Feed the Future is a major theme for the NYS 4-H Youth Development Program during 2011 and it seems very appropriate since this is CCE’s Centennial Year. Traditionally, many 4-H’ers have grown vegetables and fruits to exhibit at fairs as well as to feed their families. This growing experience links naturally to a diversity of other projects, from nutrition to animal care, and all involve science education. Below are some examples that expand on the gardening concept.
Youth Grow! Becoming a Leader in the Local Food Movement
This is one program that is offered during the 4-H Career Explorations conference held in late June on Cornell’s campus each year. Youth involved with this program grow passionate about working for environmental sustainability and healthy communities. They expand their knowledge of the local food movement, which is gaining momentum and being inspired by the White House garden. During Youth Grow! teens are provided with the training, leadership skills, and tools needed to get involved in the local food systems movement.

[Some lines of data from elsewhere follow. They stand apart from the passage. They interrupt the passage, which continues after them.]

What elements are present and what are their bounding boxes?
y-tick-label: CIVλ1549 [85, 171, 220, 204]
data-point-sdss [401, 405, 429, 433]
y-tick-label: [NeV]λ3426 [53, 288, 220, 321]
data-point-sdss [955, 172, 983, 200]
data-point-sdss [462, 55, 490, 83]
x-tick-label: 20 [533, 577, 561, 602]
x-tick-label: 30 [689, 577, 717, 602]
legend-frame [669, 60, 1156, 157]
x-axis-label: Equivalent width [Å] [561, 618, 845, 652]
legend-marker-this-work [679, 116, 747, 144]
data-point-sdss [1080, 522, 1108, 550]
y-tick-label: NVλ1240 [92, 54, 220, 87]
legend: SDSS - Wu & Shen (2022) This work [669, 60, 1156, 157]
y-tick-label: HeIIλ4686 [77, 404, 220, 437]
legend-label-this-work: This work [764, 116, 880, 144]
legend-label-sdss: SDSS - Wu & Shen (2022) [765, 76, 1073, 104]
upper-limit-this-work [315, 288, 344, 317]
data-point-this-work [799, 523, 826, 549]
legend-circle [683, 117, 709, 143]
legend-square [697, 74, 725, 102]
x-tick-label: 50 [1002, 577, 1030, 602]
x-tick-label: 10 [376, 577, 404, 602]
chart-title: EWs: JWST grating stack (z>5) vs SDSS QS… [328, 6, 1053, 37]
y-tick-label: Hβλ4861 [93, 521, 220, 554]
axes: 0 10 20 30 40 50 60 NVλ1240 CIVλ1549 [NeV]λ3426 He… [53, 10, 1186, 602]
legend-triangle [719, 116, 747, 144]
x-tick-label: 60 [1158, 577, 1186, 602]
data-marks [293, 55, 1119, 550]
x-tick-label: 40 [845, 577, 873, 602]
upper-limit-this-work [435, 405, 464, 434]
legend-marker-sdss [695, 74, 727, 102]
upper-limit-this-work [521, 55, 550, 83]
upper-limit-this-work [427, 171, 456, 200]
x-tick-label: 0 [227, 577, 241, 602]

They learn how to create meaningful and effective change in their communities and leave with an action plan and a network of mentors for guidance.
A 2010 participant reflected, “This program has motivated me to go back to my community and give back and share my knowledge of the food system.”
Global Food Security and Tomorrow’s Leaders
One of the major priorities of the USDA’s National Institute of Food and Agriculture focuses on supporting new science to boost agriculture production so that all people will have access to enough food, at all times, for an active, healthy life. In 2010, NYS 4-H Youth Development became involved in this priority in a very unique way.
Lazarus Lynch, a NYC 4-H’er and junior at the Food and Finance High School was motivated while attending the 4-H Career Explorations conference to become one of 25 delegates to the New York Youth Institute held at Cornell and coordinated by Francine Jasper (Assistant Director, CU International Programs). In 2009, the New York Youth Institute was created by World Food Prize laureate, Colin McClung (M.S.’49, Ph.D.’50) in partnership with the CALS International Programs Office to inspire youth to become involved in solving global food insecurity issues.
Each delegate was required to research and write an essay on the theme ‘solutions for the world’s smallholders’; Lazarus was one of four NY students selected to attend the World Food Prize’s Global Youth Institute. While attending this event, Lazarus, along with 118 other high school students, had the opportunity to interact with Nobel and World Food Prize Laureates and other global food experts and learn about food insecurity. Read more about Lazarus’ experience. Lazarus will be the keynote speaker at the 2011 4-H Career Explorations conference which will be held June 28-30th on the Cornell University campus.
Feed the Future: CCE’s Centennial
To celebrate CCE’s Centennial, 4-H Youth Development, along with its numerous other research-based projects, is coordinating a statewide growing project that will provide an opportunity for gardeners of all ages to work together to grow and donate produce to people in their home communities. More information will be available soon through the NYS 4-H and Garden-Based Learning websites.
Want to get involved? …Start a community garden, grow a row for the hungry, feed your family and join with others to feed and inspire our future leaders.